Kathleen Thelen (Ph.D. University of California, Berkeley; Associate Professor of Political Science) is Norman Dwight Harris Professor in International Relations and and a Faculty Fellow at the Institute for Policy Research. Thelen's interests include comparative politics, Western European politics, and political economy of labor in developed democracies. She is the author of Union of Parts: Labor Politics in Postwar Germany (Cornell University Press, 1992) and coeditor of Structuring Politics: Historical Institutionalism in Comparative Analysis (Cambridge University Press, 1992). Her articles on labor politics have appeared in World Politics, Politics and Society, Comparative Politics, and Journal of Japanese Politics, among others. She has also published a number of articles on historical institutionalism, including "Historical Institutionalism in Comparative Politics" (Annual Review of Political Science, 1999). Thelen is currently working on a comparative examination of the historical evolution of cross-national differences in institutions for skill formation. She is an elected officer of the American Political Science Association's organized section on politics and society in Western Europe and Chair of the executive board of the Council for European Studies (national organization of Europeanists).

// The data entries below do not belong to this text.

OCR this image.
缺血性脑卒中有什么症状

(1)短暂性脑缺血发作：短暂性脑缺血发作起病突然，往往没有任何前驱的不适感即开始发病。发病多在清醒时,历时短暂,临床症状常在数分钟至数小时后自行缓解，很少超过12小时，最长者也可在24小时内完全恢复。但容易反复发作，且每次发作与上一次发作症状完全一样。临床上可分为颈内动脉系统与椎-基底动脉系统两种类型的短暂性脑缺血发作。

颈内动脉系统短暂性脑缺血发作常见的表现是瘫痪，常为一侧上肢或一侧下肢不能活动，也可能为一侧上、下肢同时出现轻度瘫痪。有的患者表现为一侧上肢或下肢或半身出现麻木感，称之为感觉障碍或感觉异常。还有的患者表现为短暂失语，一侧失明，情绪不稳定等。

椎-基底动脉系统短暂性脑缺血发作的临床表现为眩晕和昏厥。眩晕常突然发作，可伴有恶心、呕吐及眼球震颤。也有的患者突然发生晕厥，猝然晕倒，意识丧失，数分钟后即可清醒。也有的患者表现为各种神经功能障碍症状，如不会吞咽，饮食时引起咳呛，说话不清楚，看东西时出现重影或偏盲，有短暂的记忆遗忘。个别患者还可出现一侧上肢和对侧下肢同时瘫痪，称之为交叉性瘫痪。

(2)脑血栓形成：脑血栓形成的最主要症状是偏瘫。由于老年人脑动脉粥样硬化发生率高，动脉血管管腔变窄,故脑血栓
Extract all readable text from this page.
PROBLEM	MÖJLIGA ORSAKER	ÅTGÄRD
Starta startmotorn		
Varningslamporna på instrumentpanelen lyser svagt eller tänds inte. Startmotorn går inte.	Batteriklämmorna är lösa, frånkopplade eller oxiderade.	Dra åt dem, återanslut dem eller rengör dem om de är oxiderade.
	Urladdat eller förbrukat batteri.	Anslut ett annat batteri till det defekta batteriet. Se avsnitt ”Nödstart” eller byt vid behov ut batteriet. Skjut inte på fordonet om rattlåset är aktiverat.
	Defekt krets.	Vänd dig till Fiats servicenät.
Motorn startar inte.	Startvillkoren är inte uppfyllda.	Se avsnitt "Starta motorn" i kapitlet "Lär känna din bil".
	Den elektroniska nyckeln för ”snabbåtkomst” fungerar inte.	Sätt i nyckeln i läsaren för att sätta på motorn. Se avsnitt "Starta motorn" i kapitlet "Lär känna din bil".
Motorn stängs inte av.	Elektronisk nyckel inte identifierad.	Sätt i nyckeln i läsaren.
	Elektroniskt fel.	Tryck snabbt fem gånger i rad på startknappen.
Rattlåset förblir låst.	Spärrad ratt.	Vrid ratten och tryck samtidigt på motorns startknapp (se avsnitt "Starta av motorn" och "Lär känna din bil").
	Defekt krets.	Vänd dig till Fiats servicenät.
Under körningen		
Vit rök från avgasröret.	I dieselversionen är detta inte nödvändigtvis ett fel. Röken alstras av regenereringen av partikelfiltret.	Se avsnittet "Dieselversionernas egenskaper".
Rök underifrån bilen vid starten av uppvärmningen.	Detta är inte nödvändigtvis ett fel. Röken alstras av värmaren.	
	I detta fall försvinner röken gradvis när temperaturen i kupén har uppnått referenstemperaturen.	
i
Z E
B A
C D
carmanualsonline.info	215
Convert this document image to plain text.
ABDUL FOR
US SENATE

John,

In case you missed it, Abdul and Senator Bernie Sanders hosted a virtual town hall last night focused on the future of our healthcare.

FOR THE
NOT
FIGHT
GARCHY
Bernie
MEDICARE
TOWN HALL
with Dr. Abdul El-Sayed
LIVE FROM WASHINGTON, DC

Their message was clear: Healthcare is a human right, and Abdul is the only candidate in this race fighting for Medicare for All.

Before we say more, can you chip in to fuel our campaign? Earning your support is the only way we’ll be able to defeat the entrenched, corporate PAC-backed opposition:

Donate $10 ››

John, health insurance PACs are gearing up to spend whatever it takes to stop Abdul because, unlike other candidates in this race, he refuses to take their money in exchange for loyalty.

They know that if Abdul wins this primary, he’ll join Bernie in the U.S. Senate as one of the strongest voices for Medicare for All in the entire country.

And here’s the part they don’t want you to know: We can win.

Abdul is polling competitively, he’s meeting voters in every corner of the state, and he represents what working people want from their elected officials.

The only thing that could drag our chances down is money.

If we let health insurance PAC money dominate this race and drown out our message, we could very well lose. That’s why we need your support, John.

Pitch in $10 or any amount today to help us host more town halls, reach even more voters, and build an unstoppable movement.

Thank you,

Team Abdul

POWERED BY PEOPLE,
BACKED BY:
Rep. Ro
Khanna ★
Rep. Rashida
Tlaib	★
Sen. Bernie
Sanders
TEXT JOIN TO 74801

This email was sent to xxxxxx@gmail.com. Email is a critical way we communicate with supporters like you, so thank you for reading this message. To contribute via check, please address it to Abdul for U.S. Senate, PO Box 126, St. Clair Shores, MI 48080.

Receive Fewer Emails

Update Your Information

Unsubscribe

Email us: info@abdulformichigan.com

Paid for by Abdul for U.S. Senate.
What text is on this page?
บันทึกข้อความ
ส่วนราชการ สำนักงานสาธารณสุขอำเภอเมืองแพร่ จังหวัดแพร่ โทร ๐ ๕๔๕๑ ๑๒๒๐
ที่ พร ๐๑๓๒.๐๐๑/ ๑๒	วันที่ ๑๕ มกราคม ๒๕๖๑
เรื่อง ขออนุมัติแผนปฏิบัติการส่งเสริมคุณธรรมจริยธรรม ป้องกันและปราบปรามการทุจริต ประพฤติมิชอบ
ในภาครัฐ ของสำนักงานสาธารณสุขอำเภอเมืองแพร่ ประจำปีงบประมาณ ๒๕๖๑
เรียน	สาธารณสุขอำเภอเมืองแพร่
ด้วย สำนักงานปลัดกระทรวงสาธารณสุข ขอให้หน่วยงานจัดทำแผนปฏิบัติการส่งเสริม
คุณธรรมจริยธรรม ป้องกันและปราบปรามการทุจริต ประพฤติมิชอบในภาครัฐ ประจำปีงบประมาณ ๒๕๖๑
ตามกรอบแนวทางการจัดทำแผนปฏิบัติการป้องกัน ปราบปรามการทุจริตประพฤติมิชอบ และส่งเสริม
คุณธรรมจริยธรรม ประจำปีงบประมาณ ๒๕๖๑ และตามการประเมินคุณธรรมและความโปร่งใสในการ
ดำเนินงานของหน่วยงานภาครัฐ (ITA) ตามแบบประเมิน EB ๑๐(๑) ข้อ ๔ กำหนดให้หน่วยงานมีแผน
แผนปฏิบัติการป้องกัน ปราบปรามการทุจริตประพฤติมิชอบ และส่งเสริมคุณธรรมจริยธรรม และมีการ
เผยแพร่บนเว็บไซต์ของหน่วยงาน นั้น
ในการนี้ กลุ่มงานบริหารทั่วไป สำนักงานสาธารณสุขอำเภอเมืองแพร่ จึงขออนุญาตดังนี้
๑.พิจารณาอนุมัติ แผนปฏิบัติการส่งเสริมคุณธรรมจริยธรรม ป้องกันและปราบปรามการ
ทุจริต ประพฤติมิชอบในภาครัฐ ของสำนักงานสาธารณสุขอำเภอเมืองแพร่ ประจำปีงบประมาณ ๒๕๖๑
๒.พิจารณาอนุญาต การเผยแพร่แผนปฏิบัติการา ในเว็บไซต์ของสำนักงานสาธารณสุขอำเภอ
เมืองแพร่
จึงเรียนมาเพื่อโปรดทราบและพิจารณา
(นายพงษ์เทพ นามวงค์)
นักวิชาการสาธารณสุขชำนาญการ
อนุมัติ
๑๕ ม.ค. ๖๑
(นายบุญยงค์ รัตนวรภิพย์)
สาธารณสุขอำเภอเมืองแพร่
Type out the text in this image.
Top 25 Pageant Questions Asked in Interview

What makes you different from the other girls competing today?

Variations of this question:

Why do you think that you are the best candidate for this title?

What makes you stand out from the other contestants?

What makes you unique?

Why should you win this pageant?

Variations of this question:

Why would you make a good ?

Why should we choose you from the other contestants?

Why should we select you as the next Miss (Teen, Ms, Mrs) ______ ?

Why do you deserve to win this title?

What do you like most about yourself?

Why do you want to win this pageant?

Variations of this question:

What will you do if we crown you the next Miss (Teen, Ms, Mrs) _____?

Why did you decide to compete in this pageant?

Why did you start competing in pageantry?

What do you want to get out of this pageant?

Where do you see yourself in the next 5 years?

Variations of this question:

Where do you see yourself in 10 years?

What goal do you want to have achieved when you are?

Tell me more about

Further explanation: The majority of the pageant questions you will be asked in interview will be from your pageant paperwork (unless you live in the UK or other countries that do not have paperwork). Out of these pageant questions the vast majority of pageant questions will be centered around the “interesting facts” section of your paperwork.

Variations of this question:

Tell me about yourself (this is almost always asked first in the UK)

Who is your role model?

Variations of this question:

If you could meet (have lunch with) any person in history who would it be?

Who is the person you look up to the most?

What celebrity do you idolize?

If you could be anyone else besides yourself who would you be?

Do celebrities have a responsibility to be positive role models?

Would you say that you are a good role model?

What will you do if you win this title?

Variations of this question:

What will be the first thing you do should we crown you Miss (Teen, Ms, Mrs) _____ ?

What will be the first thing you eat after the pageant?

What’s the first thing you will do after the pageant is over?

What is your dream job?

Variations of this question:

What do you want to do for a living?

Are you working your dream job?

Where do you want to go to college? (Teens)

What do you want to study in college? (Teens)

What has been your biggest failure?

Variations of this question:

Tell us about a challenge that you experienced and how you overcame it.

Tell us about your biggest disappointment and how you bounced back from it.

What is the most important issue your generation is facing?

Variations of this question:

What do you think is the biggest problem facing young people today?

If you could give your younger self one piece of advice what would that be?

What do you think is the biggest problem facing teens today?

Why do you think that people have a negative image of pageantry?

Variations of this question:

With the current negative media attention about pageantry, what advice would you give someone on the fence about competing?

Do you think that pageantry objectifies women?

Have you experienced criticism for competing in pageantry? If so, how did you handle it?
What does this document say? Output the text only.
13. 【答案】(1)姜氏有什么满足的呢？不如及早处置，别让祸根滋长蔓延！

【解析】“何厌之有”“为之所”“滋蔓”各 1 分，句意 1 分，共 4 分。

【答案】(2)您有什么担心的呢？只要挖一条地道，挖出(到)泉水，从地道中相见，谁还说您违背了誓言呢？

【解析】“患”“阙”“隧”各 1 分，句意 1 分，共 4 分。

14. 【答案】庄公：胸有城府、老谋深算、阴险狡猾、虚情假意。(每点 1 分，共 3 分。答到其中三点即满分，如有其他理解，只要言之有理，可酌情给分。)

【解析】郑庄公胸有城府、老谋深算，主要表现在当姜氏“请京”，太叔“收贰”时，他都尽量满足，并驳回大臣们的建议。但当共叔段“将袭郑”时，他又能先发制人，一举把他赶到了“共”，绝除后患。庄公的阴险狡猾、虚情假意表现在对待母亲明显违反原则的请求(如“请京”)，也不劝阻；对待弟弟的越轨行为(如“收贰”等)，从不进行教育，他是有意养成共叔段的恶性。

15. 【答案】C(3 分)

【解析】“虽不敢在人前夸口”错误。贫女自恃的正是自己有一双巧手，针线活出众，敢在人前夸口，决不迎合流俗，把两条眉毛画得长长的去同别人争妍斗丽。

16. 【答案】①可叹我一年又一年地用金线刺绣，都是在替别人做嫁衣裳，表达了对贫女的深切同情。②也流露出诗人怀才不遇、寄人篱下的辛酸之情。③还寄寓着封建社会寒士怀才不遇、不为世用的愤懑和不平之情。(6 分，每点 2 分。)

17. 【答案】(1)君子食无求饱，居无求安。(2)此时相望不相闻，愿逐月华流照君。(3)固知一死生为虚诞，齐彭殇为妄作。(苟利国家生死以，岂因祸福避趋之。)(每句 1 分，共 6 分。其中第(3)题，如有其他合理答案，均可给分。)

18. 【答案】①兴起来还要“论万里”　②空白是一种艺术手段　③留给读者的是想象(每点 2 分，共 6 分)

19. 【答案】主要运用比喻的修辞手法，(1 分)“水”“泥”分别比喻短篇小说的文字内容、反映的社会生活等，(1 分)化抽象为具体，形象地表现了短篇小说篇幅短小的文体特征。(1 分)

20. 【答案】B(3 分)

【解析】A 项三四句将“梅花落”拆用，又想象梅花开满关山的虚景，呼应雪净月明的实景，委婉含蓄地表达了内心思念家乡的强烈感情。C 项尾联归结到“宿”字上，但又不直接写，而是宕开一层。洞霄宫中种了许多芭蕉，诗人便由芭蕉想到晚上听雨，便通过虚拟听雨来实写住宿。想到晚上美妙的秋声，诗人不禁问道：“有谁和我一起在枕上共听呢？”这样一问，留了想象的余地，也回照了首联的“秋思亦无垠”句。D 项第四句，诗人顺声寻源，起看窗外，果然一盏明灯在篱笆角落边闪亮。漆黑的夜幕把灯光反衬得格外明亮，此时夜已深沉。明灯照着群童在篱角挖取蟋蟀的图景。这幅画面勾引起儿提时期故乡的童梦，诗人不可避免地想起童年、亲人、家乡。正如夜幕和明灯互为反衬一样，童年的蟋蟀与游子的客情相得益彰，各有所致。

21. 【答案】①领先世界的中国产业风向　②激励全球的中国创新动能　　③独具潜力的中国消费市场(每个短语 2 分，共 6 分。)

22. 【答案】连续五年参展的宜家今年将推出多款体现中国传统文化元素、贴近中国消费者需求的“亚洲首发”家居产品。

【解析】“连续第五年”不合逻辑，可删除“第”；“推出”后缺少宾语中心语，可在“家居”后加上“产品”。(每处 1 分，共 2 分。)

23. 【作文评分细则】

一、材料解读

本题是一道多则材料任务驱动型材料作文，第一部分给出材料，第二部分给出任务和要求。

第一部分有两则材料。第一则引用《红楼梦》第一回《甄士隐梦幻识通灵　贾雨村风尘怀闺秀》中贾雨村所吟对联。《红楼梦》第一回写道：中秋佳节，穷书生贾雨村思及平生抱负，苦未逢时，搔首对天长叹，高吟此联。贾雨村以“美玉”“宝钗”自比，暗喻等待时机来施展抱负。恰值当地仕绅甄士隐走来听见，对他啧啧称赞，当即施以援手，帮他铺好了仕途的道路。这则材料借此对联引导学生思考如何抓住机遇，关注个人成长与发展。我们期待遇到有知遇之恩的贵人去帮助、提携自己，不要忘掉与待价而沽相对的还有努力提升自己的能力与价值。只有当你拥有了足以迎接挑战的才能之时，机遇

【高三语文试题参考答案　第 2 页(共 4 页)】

Robert Wallace (Ph.D. Harvard, 1984; Associate Professor of Classics). Main publications: Poet, Public and Performance in Ancient Greece, ed. with L. Edmunds (Hopkins, 1997); Transitions to Empire. Studies in Greco-Roman History 360-146 B.C. in Honor of Ernst Badian, ed. with E. Harris (Oklahoma, 1996); Harmonia Mundi: Music and Philosophy in the Ancient World ed. with Bonnie MacLachlan (Quaderni Urbinati di Cultura Classica, 1991); and The Areopagos Council, to 307 B.C. (Hopkins, 1989).

Irwin Weil (Professor of Slavics). Research interests: Russian literature and cultural history; Jewish literature and cultural history; Relations between poetry and music, literature and music; and USSR/Russia-USA cultural relations and exchange - extensive teaching, research, and work in the USSR and Russia - periodic lecturing and teaching in Russia, for forty years.